Evalutating the Cost-Effectiveness and Productivity of Geoengineering Methods

By: Abhijith S., Neil D., Shrey M.
Year: 2024
School: Venado Middle School
Grade: 8
Science Teacher: Eugene Hahn

In the quest to combat global warming, geoengineering presents promising methods for reflecting heat radiation away from Earth. The project conducted by Neil, Shrey and Abhijith aimed to determine which of the two solar geoengineering methods, space mirroring or stratospheric aerosol injection (S.A.I.), was more cost-effective and productive.

The core objective was to compare the efficacy and cost-effectiveness of space mirroring and S.A.I. in reflecting heat radiation. To achieve this, a controlled environment was created, simulating Earth’s conditions using water and black foam to represent land and ocean surfaces, with a heat lamp acting as the Sun.

Three tests were conducted: the control system, the space mirroring system, and the S.A.I. system. For the space mirroring test, mirrors were used to reflect the heat, while in the S.A.I. test, sunscreen was applied to mimic aerosols in the atmosphere.
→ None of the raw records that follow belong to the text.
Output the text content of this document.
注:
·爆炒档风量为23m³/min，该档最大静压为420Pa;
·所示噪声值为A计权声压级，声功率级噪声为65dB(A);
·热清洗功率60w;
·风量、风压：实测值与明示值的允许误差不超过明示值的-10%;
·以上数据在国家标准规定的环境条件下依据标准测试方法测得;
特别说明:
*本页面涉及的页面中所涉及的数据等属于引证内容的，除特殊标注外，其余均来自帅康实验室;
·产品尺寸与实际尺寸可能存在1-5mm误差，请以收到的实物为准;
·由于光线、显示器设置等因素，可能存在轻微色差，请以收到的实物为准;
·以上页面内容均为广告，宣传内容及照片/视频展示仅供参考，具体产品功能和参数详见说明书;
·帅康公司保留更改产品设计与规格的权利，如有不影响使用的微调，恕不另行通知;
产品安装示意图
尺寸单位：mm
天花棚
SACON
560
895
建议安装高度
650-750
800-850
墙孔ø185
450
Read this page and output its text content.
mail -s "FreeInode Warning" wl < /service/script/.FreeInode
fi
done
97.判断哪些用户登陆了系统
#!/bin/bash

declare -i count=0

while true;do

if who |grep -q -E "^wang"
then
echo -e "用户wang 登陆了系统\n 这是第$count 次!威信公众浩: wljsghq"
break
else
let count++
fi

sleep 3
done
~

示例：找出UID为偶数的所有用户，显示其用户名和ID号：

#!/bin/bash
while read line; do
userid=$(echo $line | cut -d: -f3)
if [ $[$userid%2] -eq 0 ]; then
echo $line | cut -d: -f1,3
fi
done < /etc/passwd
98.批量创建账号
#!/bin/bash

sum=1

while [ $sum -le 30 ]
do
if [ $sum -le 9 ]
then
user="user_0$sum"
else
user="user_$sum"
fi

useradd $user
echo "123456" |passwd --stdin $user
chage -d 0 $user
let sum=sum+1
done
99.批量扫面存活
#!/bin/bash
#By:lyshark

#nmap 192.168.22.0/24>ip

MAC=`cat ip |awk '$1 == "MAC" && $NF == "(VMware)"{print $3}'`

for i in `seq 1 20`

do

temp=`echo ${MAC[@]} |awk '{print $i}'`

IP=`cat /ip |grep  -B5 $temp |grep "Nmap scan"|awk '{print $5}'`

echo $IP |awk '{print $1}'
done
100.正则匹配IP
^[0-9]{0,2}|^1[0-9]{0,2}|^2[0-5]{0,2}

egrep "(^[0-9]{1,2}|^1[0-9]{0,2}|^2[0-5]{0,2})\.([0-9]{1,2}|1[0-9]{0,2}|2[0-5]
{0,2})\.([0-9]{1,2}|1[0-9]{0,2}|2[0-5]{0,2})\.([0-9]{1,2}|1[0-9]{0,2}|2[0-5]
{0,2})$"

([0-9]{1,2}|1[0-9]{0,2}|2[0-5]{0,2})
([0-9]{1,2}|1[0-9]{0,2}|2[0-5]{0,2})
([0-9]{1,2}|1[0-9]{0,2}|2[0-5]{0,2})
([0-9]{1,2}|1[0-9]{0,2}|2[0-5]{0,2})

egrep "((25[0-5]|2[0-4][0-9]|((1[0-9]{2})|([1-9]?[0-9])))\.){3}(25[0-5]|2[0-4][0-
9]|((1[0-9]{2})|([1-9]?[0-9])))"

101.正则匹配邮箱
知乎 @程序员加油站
Temperatures of the land, water, and air within the model were recorded before and after running the heat lamp for one hour.

The data showed that both geoengineering methods were effective in reducing temperature increases compared to the control. The average temperature increase for both the space mirroring and S.A.I. systems was 4°F, significantly lower than the control system’s increase of approximately 7°F. This indicated that both methods were successful in reflecting heat radiation.

While the temperature reduction was similar for both methods, cost-effectiveness became the deciding factor. Through extensive research, it was found that stratospheric aerosol injection was less expensive than space mirroring. Space mirroring would require immense mirrors, each needing its own satellite in space, making it a costly endeavor. In contrast, S.A.I., involving the dispersal of reflective aerosols, proved to be more economically viable.

The project also acknowledged factors that could influence the accuracy of the results. The placement of mirrors in the space mirroring test and the application method of sunscreen in the S.A.I. test were noted as variables that could potentially alter outcomes. Future experiments could refine these setups to enhance accuracy.

Furthermore, combining various geoengineering methods and testing their impacts on a simulated environment could provide a comprehensive understanding of their effects on Earth’s ecosystem. Such models would help predict potential negative effects and devise mitigation strategies.